Rimini Street v. Oracle

While the first copyright case the Supreme Court decided Monday pertained to an issue faced by litigants at the outset of a case, the second case pertained to an issue faced by the prevailing party towards the end of a case.

The Copyright Act gives district courts discretion to allow recovery of “full costs” by or against a party in a civil action. 17 U.S.C. §505. In Rimini Street v. Oracle., the Supreme Court unanimously held that this section of the Copyright Act allows a district court discretion to award no more than the costs specified in the general costs statute codified at 28 U.S.C. §§1821 and 1920.

Oracle, which had prevailed in its copyright infringement case against Rimini, a provider of support and maintenance services for third party software, sought to protect the District Court’s award of $12.8 million of litigation expenses such as expert witnesses, e-discovery, and jury consulting services. The U.S. Court of Appeals for the Ninth Circuit affirmed the award as consistent with precedent in that circuit, which had interpreted the phrase “full costs” as used in 17 U.S.C. §505 to include expenses in addition to the items identified in the general costs statute. The Supreme Court granted certiorari in order to resolve a split among the circuit courts on this point.

In reaching its conclusion that the only costs available to a prevailing party under the Copyright Act are the costs specified in the general costs statute, the Supreme Court pointed out that three Supreme Court cases clearly indicate that discretion to award “costs” under a statute refers only to the costs itemized in the general costs statute unless Congress has provided explicit authority for the district court to award more. Where there is no such explicit authority, the district court’s discretion is limited to those categories set forth in the general costs statute.

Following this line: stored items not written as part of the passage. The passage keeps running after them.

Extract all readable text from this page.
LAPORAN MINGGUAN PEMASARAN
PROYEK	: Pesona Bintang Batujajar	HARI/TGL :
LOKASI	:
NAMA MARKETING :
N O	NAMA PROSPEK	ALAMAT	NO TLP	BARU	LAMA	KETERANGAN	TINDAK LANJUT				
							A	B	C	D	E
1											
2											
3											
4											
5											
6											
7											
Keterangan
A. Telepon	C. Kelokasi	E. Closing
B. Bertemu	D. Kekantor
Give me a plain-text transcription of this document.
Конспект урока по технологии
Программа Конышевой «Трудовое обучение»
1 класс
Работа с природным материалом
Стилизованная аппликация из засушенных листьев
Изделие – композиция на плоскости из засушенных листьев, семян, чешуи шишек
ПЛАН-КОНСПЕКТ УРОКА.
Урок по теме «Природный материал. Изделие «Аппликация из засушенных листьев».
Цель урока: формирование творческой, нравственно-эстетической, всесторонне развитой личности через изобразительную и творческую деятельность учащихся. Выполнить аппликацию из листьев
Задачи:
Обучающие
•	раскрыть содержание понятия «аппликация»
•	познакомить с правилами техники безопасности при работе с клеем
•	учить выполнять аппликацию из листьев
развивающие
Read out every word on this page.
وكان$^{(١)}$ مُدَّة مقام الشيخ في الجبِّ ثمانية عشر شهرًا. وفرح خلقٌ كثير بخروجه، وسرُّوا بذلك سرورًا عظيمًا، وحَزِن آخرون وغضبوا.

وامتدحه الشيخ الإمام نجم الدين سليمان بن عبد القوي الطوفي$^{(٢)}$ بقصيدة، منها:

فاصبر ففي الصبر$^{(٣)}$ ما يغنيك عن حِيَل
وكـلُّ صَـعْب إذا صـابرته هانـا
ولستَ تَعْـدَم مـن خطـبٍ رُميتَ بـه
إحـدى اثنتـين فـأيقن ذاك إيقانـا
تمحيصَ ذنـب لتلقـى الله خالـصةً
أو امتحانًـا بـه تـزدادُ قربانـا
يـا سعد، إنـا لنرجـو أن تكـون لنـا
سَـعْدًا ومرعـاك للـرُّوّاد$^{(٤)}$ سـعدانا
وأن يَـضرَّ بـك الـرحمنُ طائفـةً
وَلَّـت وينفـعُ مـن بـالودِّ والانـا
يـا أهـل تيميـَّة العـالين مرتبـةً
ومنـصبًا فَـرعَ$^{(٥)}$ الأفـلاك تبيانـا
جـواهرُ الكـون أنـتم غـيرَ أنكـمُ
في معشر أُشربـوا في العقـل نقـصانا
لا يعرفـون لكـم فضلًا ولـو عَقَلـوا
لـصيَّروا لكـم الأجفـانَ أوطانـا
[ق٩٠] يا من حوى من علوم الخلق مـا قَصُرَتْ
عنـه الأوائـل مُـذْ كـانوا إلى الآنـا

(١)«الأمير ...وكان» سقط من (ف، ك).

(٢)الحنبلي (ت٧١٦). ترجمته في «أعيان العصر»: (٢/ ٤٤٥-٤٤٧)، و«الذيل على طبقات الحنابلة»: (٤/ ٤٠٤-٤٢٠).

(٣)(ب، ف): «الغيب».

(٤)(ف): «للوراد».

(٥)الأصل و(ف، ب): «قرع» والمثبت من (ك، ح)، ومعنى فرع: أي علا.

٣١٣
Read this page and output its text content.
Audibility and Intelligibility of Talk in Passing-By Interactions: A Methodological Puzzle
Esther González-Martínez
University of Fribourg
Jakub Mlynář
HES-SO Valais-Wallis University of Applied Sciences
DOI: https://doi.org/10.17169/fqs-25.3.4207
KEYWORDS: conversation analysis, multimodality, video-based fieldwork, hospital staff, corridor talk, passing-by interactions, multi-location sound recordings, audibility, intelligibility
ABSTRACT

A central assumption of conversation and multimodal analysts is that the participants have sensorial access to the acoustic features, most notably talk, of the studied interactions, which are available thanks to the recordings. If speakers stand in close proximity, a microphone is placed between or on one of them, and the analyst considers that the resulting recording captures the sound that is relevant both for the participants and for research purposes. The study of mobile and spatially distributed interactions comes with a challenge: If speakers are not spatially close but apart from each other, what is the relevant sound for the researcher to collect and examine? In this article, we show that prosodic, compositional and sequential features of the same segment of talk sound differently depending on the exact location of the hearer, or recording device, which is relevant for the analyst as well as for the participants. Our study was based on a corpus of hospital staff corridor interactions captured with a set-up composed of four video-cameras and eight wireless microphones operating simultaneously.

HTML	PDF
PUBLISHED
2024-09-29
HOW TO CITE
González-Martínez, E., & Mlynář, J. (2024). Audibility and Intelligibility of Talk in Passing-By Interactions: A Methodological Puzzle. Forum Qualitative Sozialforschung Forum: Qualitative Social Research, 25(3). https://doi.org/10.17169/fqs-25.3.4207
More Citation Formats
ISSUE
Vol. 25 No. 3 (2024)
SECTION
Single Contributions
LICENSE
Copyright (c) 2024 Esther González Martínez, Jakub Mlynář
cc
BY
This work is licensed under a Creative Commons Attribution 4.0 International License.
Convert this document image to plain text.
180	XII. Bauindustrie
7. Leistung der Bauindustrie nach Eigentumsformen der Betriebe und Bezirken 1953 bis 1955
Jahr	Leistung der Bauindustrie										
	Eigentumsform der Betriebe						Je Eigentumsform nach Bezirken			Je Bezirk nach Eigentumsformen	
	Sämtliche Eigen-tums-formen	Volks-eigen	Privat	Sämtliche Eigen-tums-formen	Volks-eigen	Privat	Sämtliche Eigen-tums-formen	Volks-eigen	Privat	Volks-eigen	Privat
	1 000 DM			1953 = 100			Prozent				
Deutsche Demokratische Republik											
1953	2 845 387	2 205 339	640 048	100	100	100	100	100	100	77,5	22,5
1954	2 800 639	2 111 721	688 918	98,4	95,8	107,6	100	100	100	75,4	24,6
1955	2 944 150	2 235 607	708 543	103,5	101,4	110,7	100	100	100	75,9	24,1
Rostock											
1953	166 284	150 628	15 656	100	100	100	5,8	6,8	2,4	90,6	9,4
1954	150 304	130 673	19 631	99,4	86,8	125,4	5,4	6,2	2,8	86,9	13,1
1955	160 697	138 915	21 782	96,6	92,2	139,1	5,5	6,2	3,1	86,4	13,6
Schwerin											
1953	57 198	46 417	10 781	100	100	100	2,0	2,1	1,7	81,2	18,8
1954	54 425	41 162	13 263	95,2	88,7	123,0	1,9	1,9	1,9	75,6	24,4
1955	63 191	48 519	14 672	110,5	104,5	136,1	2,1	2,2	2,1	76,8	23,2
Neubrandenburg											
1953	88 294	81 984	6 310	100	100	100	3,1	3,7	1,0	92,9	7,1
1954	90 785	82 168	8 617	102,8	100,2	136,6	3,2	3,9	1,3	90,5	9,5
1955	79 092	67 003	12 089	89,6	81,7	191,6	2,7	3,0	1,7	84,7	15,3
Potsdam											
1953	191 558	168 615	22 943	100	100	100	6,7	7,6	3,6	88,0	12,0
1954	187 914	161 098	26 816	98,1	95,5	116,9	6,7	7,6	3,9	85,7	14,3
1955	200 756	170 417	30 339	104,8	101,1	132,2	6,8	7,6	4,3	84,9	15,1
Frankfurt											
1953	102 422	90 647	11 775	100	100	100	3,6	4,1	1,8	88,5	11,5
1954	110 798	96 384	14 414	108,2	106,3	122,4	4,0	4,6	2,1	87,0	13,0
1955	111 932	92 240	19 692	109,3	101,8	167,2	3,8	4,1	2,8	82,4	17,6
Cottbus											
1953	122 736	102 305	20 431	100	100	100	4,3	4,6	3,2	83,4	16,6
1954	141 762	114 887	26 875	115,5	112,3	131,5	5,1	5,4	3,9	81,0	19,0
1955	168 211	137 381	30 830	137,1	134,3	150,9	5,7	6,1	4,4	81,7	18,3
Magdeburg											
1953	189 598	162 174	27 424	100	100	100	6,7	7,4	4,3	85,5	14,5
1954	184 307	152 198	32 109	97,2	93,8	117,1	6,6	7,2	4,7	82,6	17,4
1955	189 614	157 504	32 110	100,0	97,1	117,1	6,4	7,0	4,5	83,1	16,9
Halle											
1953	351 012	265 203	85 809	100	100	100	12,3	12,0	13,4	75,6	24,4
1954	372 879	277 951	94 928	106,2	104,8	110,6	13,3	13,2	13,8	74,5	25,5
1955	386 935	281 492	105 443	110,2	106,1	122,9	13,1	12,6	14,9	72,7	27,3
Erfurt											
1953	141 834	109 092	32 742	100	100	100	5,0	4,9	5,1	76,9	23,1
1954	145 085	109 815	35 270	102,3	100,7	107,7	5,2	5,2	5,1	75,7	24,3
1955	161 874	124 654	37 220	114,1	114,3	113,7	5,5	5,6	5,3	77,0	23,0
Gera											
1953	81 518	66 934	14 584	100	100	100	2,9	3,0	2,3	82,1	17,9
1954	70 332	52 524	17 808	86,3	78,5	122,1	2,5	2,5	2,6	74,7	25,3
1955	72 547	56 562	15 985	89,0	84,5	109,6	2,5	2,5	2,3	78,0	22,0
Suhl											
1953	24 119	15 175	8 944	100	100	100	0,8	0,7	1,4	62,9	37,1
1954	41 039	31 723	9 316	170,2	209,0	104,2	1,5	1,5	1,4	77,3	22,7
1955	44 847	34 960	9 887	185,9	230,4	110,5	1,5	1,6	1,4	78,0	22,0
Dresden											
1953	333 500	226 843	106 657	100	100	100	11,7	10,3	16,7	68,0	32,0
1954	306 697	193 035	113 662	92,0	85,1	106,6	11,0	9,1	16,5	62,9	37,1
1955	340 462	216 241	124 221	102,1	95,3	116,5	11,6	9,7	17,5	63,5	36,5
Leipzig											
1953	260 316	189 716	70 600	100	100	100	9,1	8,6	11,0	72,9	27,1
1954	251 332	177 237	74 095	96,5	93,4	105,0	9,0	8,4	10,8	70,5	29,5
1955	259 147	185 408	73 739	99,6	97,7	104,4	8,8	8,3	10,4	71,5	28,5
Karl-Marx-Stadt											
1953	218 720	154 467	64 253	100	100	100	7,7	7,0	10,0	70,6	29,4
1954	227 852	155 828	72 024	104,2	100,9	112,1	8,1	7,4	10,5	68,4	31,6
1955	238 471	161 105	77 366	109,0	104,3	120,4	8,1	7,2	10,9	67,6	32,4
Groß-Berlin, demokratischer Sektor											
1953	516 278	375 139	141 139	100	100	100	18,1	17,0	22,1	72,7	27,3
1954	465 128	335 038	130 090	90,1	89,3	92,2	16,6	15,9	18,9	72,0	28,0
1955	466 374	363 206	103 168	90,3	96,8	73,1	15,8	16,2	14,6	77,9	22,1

Oracle argued that the phrase “full costs” indicated something beyond the categories of costs identified in the general cost statute, that the phrase is a term of art that historically has referred to more than the categories of costs identified in the general cost statute, and to limit the discretion to costs itemized in the general cost statute would be to render the term "full" as used in the statute unnecessary surplusage. The Court was unpersuaded by these arguments, noting that “full” means no more than the entire amount of the costs identified in the general cost statute, that under the Court’s precedent the general cost statute applies regardless of when subject specific statutes were enacted, and that if Oracle’s interpretation were accepted, a different redundancy problem would be created.

Thus Rimini persuaded the Supreme Court to reverse the relevant part of the judgment of the Court of Appeals and remand the case for further proceedings consistent with the opinion. This means Rimini will not have to pay the $12.8 million in expenses awarded to Oracle, and will only have to pay the $81.9 million in damages, attorneys’ fees, and costs.

While Oracle struck out on receiving compensation for expenses, Oracle still hit a grand slam in its recovery of damages, attorneys’ fees, and costs.